La réponse d’Irène ne fut point telle que sa tante l’attendait ; à peine celle-ci eut-elle achevé sa dernière phrase que deux bras caressants se nouèrent autour de son cou :

« Je t’en prie, tante Dor, ne parle pas de me quitter dans quelques années ; dis : dans longtemps, dans très longtemps… quand je serai grande et même vieille… »

En parlant, elle couvrait de caresses le visage de la bonne demoiselle qui finit par se dégager :

« Assez, assez, petite folle ; voici Marie-Louise qui vient annoncer que le déjeuner est servi ; va renouer tes cheveux et te laver les mains ; tu sais, je n’aime pas attendre. »

Irène obéit en souriant. L’accueil fait à ses marques d’affection eût attristé tout autre enfant, mais elle savait que sa tante l’aimait et elle devinait de la tendresse sous ses rudes manières.

Un instant après, toutes deux, assises devant le couvert propret que Marie-Louise avait préparé, mangeaient de bon appétit. De nouveau il fut question de la bicyclette ; seulement Irène, sans trop savoir pourquoi, ne dit pas que Jacques et Norbert étaient sur l’autre rive de la Foux, et Mlle  Dorothée, qui écoutait plus patiemment son récit, se figura qu’en dépit de sa maladresse Philippe avait fini par sortir seul de l’eau.

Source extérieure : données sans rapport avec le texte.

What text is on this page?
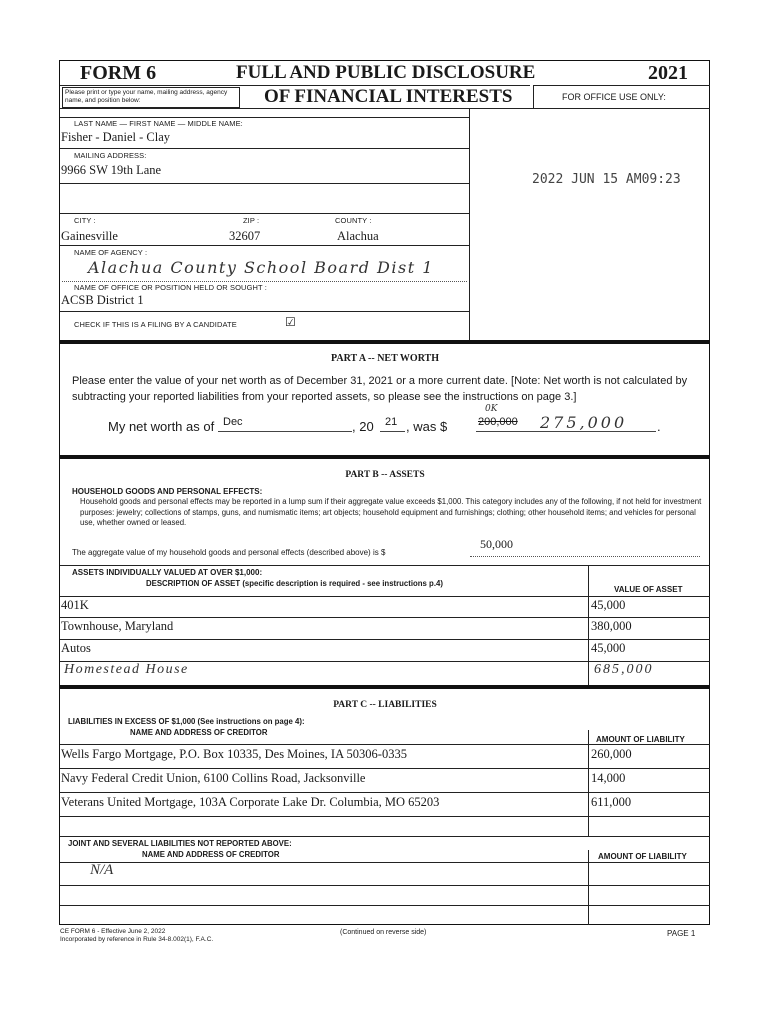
FORM 6	FULL AND PUBLIC DISCLOSURE	2021
Please print or type your name, mailing address, agency name, and position below:	OF FINANCIAL INTERESTS	FOR OFFICE USE ONLY:
LAST NAME — FIRST NAME — MIDDLE NAME:
Fisher - Daniel - Clay
MAILING ADDRESS:
9966 SW 19th Lane
2022 JUN 15 AM09:23
CITY :	ZIP :	COUNTY :
Gainesville	32607	Alachua
NAME OF AGENCY :
Alachua County School Board Dist 1
NAME OF OFFICE OR POSITION HELD OR SOUGHT :
ACSB District 1
CHECK IF THIS IS A FILING BY A CANDIDATE	☑
PART A -- NET WORTH
Please enter the value of your net worth as of December 31, 2021 or a more current date. [Note: Net worth is not calculated by subtracting your reported liabilities from your reported assets, so please see the instructions on page 3.]
My net worth as of Dec	, 20 21 , was $
0K
200,000 275,000 .
PART B -- ASSETS
HOUSEHOLD GOODS AND PERSONAL EFFECTS:
Household goods and personal effects may be reported in a lump sum if their aggregate value exceeds $1,000. This category includes any of the following, if not held for investment purposes: jewelry; collections of stamps, guns, and numismatic items; art objects; household equipment and furnishings; clothing; other household items; and vehicles for personal use, whether owned or leased.
The aggregate value of my household goods and personal effects (described above) is $
50,000
ASSETS INDIVIDUALLY VALUED AT OVER $1,000:
DESCRIPTION OF ASSET (specific description is required - see instructions p.4)
VALUE OF ASSET
401K	45,000
Townhouse, Maryland	380,000
Autos	45,000
Homestead House	685,000
PART C -- LIABILITIES
LIABILITIES IN EXCESS OF $1,000 (See instructions on page 4):
NAME AND ADDRESS OF CREDITOR
AMOUNT OF LIABILITY
Wells Fargo Mortgage, P.O. Box 10335, Des Moines, IA 50306-0335	260,000
Navy Federal Credit Union, 6100 Collins Road, Jacksonville	14,000
Veterans United Mortgage, 103A Corporate Lake Dr. Columbia, MO 65203	611,000
JOINT AND SEVERAL LIABILITIES NOT REPORTED ABOVE:
NAME AND ADDRESS OF CREDITOR	AMOUNT OF LIABILITY
N/A
CE FORM 6 - Effective June 2, 2022
Incorporated by reference in Rule 34-8.002(1), F.A.C.
(Continued on reverse side)	PAGE 1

« À présent, dit-elle comme pour terminer cette affaire, fais-moi le plaisir de t’occuper d’autre chose et de laisser le vélocipède où il est ; son maître saura bien le réclamer.

— Mais, tante Dor, si quelqu’un allait passer par le bois et le voler.

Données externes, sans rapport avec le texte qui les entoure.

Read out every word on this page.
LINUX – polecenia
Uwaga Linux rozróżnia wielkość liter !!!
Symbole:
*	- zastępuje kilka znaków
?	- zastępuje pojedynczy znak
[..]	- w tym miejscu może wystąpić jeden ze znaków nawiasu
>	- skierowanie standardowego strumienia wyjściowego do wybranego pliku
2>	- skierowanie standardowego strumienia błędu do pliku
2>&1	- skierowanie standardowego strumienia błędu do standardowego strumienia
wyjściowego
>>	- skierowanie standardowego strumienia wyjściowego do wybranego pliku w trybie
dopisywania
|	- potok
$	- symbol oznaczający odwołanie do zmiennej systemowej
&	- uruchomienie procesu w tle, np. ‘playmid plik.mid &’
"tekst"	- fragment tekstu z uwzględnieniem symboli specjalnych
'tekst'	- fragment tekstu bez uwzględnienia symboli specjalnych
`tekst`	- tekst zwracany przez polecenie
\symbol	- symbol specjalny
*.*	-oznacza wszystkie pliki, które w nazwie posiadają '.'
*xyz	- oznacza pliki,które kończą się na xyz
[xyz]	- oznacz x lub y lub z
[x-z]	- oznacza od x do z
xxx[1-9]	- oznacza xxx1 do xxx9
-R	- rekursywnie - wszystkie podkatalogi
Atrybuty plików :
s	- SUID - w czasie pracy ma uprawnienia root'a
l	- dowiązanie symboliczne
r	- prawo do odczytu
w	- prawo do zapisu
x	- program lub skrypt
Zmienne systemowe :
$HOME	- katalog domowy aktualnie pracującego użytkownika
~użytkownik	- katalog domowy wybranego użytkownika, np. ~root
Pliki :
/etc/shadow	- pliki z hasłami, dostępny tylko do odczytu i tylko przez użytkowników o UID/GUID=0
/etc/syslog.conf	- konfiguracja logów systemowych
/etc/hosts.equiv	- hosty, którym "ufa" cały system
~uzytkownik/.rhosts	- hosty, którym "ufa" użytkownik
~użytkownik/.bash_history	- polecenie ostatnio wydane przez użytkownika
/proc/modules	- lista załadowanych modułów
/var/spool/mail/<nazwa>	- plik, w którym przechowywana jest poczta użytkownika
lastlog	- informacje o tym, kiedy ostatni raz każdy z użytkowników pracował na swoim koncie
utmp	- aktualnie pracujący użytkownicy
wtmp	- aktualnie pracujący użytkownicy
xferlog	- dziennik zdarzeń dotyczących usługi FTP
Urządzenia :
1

— Tant pis, tu ne peux pas monter la garde à côté, ni te battre avec les voleurs ; encore moins l’amener ici pour salir la maison… En voilà assez là-dessus. »

Irène n’osa répliquer, elle savait que sa tante n’aimait pas les discussions ; pourtant, se conformer tout à fait à sa recommandation lui parut très difficile.

Le repas terminé, elle prit le livre qui contenait sa leçon du lendemain et alla s’asseoir sur le mur bas afin de surveiller le chemin montant.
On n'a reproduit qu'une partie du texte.